Hello everyone,
I have 44 pairs of fastq files which I want to assembly using Trinity. I want to use the trinity output fasta file to map the contigs back to each fastq files to get the expression profiles (using bowtie) so I can do the differential analysis. The reason I want to do such a trinity assembly is because we don't have a good reference genome.
However I am facing a question: assemble these 44 pairs of fastq files in one trinity job maybe really resource challenging. My cluster doesn't have enough space for the temporary files generated during this process. So I am wondering if there is any alternative approach I can do?
Can I assemble each pair first and then assemble the 44 trinity output fasta? Would these two be identical? Please let me know. Thank you very much!
Assembling each pair first will give you problems in downstream analysis with DE when you map your reads back with RSEM, which uses bowtie. Try using the in silico read normalization parameter. It should cut down on the number of reads you're using, by normalizing given a cutoff for sequencing depth, and since you have 44 samples, you have more than enough coverage. Do you have multiple treatments? Why so many samples?
You could also run trinity in steps. Stop after each step (there's parameters in the 'show full usage' tag), and remove interemediate files.
Thank you! I understand that there would be a problem to map it back using RSEM if I did separate assembly for each pair since the contigs would be labeled with different IDs.
The reason I have so many samples is because they are from different body sites, different time points and different animals. So yes something similar to multiple treatments.
I am not sure how to use silico parameter.
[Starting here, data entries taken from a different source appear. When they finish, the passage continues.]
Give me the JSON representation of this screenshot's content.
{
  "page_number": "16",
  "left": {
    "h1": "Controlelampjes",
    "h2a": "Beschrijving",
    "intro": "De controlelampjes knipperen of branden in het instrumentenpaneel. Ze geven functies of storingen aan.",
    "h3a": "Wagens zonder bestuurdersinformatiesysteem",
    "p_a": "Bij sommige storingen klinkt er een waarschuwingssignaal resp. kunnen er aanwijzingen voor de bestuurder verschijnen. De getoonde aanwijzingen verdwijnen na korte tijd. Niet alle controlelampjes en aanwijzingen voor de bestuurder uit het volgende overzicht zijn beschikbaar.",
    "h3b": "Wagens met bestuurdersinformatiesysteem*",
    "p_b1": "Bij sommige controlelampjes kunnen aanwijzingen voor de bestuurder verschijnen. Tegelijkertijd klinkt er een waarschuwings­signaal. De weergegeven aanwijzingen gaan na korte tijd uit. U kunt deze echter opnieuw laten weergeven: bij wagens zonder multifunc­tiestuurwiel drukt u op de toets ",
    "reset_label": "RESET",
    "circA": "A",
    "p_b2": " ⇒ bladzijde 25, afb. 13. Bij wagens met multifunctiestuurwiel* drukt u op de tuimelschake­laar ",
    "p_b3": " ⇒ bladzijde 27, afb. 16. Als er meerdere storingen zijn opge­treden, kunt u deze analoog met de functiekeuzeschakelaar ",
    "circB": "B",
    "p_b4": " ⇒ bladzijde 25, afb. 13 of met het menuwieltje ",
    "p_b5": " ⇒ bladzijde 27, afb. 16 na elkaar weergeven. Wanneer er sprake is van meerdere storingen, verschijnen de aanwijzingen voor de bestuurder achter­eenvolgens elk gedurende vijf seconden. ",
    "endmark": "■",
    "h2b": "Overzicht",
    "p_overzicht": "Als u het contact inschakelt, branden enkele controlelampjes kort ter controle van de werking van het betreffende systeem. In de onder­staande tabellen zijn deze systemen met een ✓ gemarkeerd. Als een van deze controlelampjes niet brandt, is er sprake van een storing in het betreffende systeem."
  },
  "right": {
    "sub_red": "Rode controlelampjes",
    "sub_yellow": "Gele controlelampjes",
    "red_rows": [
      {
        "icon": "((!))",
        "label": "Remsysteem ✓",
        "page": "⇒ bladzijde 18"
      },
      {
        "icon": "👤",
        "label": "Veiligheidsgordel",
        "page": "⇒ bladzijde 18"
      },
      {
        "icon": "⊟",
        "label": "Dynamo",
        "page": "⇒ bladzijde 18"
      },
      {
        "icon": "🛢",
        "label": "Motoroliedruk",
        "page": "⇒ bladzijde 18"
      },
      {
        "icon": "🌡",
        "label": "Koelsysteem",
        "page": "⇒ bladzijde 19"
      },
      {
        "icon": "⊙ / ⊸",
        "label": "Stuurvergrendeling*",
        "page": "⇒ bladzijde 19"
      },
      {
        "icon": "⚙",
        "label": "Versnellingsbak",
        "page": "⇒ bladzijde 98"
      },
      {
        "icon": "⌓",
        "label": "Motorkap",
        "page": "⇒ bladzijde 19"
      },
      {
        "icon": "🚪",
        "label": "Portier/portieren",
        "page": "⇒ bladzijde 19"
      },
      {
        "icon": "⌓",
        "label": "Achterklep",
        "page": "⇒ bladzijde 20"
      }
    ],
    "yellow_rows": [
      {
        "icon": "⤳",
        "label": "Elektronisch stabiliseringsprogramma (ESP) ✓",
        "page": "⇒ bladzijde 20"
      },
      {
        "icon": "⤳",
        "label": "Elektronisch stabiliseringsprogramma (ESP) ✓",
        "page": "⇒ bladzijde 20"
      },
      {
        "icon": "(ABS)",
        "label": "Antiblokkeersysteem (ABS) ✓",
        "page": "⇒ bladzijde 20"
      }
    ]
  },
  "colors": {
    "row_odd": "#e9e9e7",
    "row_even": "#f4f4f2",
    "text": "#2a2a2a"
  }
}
Could you please provide more info or a protocol so I can do some deep research. Thank you very much!
In your trinity directory, type
./Trinity --show_full_usage_info
. It will give you a full set of parameters. Are you interested in DE genes between different animals? Or different body sites/time points within the different animals separately. If the former, I would combine all your read1's, and combine all your read 2's, and run Trinity, using the in silico parameter. Simply provide the flag, and it will run and reduce your total number of reads. If the latter, combine all the read 1's and read2 's for each animal, and then run Trinity/RSEM/DE analysis on each assembly individually. In the end you'll get a heatmap per animal, given the different body sites/time points.